Certes le groupe de Veronica Lucchesi et Dario Mangiaracina s’est étoffé, a pris confiance, prend même des risques, et trouve un succès mérité. L’album est plein de mélodies très bien, méritoires et pénétrantes, il n’y a pas de faute majeure… probablement le côté grège du précédent lui donnait une fraîcheur majeure, mais enfin… “Voglio fare quello che non si fa” nous dit Lucchesi, et c’est bien ça. Matures, ils le sont, dans le style comme dans l’interprétation, même si on frôle la variété (mais consciente) çà et là. S’offre alors à eux, devant le succès et l’engagement, de maintenir le fil tendu de l’art, de taire la doctrine (Resistere), et d’offrir la surprise (Mai Mamma)… toutes tâches difficiles à tenir dans le monde de l’industrie culturelle actuelle, mais où les places mineures (comme l’Italie) peuvent largement surnager.

Une fois n’est pas coutume, je glisse la vidéo d’un concert (festival pour la paix organisé par eux à Bologne) parce que ces gamins sont vraiment beaux !

 

 

234. Africa Head Charge, Off The Beaten Track, 1985 | BV

 

Eh bien voilà un excellent disque pour la saison !

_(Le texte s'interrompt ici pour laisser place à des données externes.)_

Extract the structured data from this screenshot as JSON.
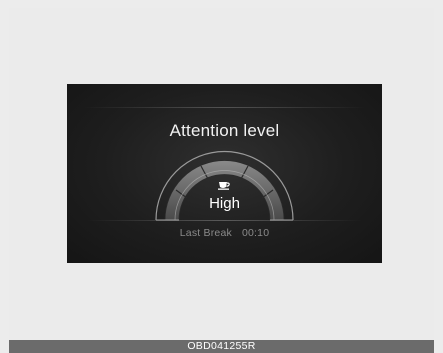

Je ne sais plus très bien comment je suis tombé dessus, probablement à travers l’inénarrable SoundLogic (https://www.sndlgc.com/lander, une Souche partenaire, mais que je ne vois plus).

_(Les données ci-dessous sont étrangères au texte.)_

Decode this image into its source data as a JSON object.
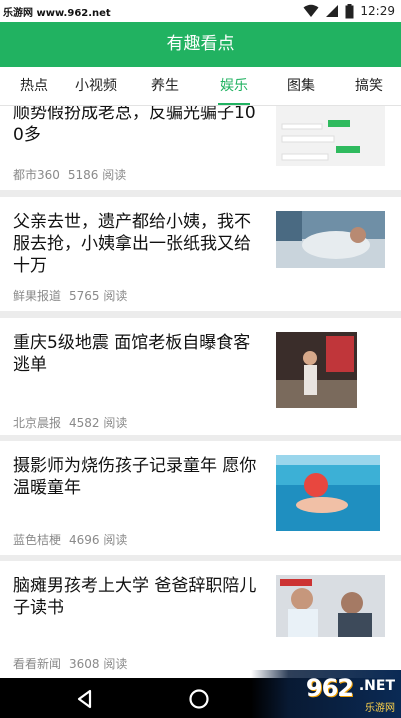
{
  "status_bar": {
    "watermark": "乐游网 www.962.net",
    "time": "12:29"
  },
  "header": {
    "title": "有趣看点"
  },
  "tabs": [
    {
      "label": "热点",
      "active": false
    },
    {
      "label": "小视频",
      "active": false
    },
    {
      "label": "养生",
      "active": false
    },
    {
      "label": "娱乐",
      "active": true
    },
    {
      "label": "图集",
      "active": false
    },
    {
      "label": "搞笑",
      "active": false
    }
  ],
  "feed": {
    "items": [
      {
        "title": "顺势假扮成老总，反骗光骗子100多",
        "source": "都市360",
        "reads": "5186 阅读"
      },
      {
        "title": "父亲去世，遗产都给小姨，我不服去抢，小姨拿出一张纸我又给十万",
        "source": "鲜果报道",
        "reads": "5765 阅读"
      },
      {
        "title": "重庆5级地震 面馆老板自曝食客逃单",
        "source": "北京晨报",
        "reads": "4582 阅读"
      },
      {
        "title": "摄影师为烧伤孩子记录童年 愿你温暖童年",
        "source": "蓝色桔梗",
        "reads": "4696 阅读"
      },
      {
        "title": "脑瘫男孩考上大学 爸爸辞职陪儿子读书",
        "source": "看看新闻",
        "reads": "3608 阅读"
      }
    ]
  },
  "watermark_brand": {
    "big": "962",
    "net": ".NET",
    "small": "乐游网"
  },
  "colors": {
    "accent": "#21b261"
  }
}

Alors, comment dire, du reggae psychédélique électronique ? Oui. Cette musique traversière (off the beaten tracks, “hors des sentiers battus”) décrypte très consciemment les âpretés de la société globalisée, avec un léger temps d’avance d’ailleurs. Avec ironie, l’ensemble, dirigé par Bonjo Iyabinghi Noahils, marie l’électronique à une section rythmique réelle, produisant des effets de cassure surprise (les chiens de Some bizarre, le Einstein de Language and mentality; l’Ethipoie de Release the doctor) et en même de temps de fluidité, tout à fait inédit — “inouï” serait plus juste, et c’est ce qui rend ce disque imperdable !

 

 

1004. The Rolling Stones, A bigger bang, 2005 | BV

 

On peut se demander l’intérêt de chroniquer un disque des Rolling Stones de 2005 (alors d’ailleurs que vient de paraître un nouvel opus en 2023, Hackney Diamonds, le premier sans Charlie Watts), et a bien pu l’écouter alors ?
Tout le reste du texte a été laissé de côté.